Friday, Aug. 16, 2019
Paule Marshall, a celebrated voice in African American literature and a professor emeritus of English at Virginia Commonwealth University, has died. She was 90.
Marshall was the author of nine books, including her classic debut novel, “Brown Girl, Brownstones” (1959), a coming-of-age story set in Brooklyn during the Great Depression and World War II about the struggles of Barbadian immigrants overcoming poverty and racism.
She authored four additional novels, “The Chosen Place, The Timeless People” (1969), “Praisesong for the Widow” (1983), “Daughters” (1991), and “The Fisher King” (2001), as well as several collections of short stories. She also wrote a memoir, “Triangular Road,” that was published in 2009.
Marshall joined VCU’s faculty in 1984, following a two-year stint as a writer-in-residence. In “Triangular Road,” she described being hired by VCU, having previously taught at prestigious institutions such as Yale, Columbia University, the Iowa Writer’s Workshop, the University of California at Berkeley:
… [T]his would be my first time venturing below the Mason-Dixon Line. True, I knew that Virginia was not considered “South” in the same way as Nina Simone’s Mississippi Goddamn; nevertheless I had misgivings. I needed a job, though, at the time. Then, to my surprise, once I completed the two years of my contract at VCU, I was invited to stay on as a permanent member in the graduate creative-writing program. And it would be a tenured position. My first real job and tenured at that! The offer seemed almost predestined, as if it was somehow important that I remain for a time in the former capital of the Confederacy.
She taught at VCU until 1994, when she joined the faculty of New York University, and held the Helen Gould Sheppard Chair of Literature and Culture at NYU and was a member of the NYU Creative Writing Program faculty.
Marshall lived in Richmond and served as a professor emeritus at VCU in the Department of English in the College of Humanities and Sciences. She was the recipient of numerous awards, notably including a Guggenheim Fellowship in 1961 and a MacArthur Fellowship — also known as a “genius grant — in 1992. She received the John Dos Passos Prize for Literature in 1989. In 1994, the New York Public Library honored her as a Library Lion. And she received a lifetime achievement award in 2009 from the Anisfield-Wolf Book Awards.
In 1965, as a young novelist and civil rights activist, she accompanied Langston Hughes on a State Department-sponsored tour of Europe, helping to boost her career and profile in the literary world.
“She was a person of enormous strength and dignity, a powerful sense of purpose, and a clear vision of the scope of what she wished to achieve as a writer,” said Gregory Donovan, Ph.D., professor in the Department of English. “She won the MacArthur Fellowship in 1992 while she was teaching at VCU, which created quite a stir, as you might imagine.

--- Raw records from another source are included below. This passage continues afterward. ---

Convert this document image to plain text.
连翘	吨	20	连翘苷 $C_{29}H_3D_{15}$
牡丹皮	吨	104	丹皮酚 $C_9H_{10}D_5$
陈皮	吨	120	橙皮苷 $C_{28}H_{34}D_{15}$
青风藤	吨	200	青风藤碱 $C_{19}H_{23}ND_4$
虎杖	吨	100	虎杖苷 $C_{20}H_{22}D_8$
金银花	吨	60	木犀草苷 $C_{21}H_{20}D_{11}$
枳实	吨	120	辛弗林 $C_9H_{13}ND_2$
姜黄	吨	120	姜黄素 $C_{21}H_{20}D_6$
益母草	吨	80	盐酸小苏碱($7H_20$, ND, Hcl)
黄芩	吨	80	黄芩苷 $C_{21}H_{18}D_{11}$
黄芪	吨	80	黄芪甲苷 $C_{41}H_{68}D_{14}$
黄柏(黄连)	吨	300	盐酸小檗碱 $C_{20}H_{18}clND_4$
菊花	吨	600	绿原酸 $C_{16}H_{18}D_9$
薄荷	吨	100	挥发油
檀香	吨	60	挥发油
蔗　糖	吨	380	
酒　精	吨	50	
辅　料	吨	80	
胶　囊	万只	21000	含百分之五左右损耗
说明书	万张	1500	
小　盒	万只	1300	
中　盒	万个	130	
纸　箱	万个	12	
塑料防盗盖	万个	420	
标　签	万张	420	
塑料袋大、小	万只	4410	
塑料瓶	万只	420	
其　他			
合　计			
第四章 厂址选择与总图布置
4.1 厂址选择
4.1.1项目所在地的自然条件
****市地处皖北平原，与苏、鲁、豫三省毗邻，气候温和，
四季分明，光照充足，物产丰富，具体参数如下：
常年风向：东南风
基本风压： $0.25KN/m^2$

She also helped to bring eminent black writers to our campus, including Toni Morrison and James Baldwin, writers who were her friends.”
Catherine Ingrassia, Ph.D., professor and chair of the Department of English, said Marshall was an iconic writer who had an important impact on VCU, the English Department and American literature.
“We are deeply saddened by the loss of a wonderful colleague and a wonderful writer,” she said. “While she and I never overlapped, her presence was felt within the department long after her time here. She was an important figure within the department and the university, both as a teacher, colleague and mentor.”